母は一人になった。「お父さんはいつもニコニコして優しい人やった」と彼女は言う。「じゃあ、なんで優しくしなかったの?」と聞くと、「施設の人は、面倒をよく見てたなあって言ってくれるよ」と言い返された。

そして最後は、「本当にお父さんは幸せやわ。ころっと楽に死ねて」。そんなことを口にする母が、許せなかった。お父さんがどんなに不安だったかわからない? こんなに早く亡くなったのは、お母さんのせいじゃないの? 叫びたい思いを何度ものみ込んだ。

複雑な思いで日々を過ごすなか、新型コロナウイルスが猛威を振るい始めた。施設の母とは、週に1回、玄関フロアで話す程度に。その頃から母は、「お父さん、早く迎えに来てくれないかな」と口にするようになった。

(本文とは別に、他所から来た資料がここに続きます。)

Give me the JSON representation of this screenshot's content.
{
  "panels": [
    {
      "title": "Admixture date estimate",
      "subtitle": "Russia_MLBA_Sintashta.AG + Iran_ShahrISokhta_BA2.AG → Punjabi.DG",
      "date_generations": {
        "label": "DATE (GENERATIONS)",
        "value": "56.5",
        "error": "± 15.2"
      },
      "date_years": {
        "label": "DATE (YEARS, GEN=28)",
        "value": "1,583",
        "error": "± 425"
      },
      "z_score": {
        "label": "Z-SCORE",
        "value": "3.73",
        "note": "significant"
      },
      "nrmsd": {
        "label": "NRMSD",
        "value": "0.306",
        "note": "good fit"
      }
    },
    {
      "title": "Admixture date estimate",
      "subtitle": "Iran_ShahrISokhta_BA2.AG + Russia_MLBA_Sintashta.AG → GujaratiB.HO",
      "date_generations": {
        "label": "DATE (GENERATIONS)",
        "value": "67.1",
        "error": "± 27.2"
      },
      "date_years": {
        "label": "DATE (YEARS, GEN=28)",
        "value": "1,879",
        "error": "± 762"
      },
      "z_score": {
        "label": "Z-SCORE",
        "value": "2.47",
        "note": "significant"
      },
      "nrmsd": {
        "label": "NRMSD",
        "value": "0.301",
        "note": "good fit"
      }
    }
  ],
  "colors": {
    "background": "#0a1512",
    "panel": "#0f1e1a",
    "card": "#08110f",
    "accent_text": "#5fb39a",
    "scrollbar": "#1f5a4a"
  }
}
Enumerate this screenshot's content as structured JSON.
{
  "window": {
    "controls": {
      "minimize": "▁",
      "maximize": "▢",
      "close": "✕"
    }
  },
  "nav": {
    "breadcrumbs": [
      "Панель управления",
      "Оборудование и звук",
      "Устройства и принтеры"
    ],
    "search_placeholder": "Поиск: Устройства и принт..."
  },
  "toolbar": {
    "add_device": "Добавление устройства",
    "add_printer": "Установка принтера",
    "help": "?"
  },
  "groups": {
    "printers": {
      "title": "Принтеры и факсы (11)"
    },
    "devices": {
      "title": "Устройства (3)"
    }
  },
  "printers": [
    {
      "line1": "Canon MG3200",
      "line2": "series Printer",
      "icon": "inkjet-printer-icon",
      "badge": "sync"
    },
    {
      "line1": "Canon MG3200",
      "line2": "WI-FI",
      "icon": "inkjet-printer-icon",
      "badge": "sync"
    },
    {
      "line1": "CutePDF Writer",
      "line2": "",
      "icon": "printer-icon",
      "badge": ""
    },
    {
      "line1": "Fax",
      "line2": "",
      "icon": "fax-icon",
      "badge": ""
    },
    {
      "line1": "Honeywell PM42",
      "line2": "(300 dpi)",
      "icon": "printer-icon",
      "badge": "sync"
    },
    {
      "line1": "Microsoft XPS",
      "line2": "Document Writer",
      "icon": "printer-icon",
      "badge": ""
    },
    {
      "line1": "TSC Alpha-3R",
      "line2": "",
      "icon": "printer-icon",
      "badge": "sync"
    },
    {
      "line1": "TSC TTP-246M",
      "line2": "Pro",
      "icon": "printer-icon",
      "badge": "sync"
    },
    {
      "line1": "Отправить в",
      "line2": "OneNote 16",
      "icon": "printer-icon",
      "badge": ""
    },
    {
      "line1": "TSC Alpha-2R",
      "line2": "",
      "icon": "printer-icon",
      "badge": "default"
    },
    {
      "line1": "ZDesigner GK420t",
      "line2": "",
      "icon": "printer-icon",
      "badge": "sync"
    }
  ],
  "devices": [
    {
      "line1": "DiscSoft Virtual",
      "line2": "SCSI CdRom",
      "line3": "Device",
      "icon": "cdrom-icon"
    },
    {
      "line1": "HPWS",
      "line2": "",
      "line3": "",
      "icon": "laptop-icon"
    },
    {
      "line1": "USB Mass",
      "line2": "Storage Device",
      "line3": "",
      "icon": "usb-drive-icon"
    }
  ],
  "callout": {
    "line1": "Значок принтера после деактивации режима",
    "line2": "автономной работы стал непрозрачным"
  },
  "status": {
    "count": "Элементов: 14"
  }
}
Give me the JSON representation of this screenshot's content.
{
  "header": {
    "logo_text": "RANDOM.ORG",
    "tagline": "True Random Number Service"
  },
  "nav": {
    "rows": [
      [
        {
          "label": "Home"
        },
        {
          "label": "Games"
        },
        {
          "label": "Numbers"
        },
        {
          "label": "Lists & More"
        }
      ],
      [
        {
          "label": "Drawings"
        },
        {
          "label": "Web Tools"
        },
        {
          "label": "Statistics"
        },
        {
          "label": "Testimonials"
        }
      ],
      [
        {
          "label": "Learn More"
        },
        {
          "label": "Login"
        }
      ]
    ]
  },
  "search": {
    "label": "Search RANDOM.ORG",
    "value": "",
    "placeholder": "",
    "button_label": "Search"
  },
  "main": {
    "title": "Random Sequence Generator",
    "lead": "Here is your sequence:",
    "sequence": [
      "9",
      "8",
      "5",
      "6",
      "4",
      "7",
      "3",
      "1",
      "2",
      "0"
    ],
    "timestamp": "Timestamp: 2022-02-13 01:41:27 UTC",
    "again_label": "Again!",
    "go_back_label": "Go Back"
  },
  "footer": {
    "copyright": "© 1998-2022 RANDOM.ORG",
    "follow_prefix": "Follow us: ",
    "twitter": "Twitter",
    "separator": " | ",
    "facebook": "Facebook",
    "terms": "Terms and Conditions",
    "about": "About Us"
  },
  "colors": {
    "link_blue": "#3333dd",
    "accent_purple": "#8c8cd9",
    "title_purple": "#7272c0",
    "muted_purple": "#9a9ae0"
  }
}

コロナの感染拡大が少し落ち着いた頃、母から頼まれて通院につき添い、久しぶりに一緒に買い物をしてお昼ご飯を食べた。母はその間、「今日は智恵子と出かけられて、本当に良かった。一番楽しかった」と、何度も何度もくり返す。

父のことがあったので母と会うのがつらい時期もあったが、これだけ喜んでくれるならまた連れてこよう。そんなことを考えていたら、翌日、施設から「お母さんの意識がありません」と連絡が入った。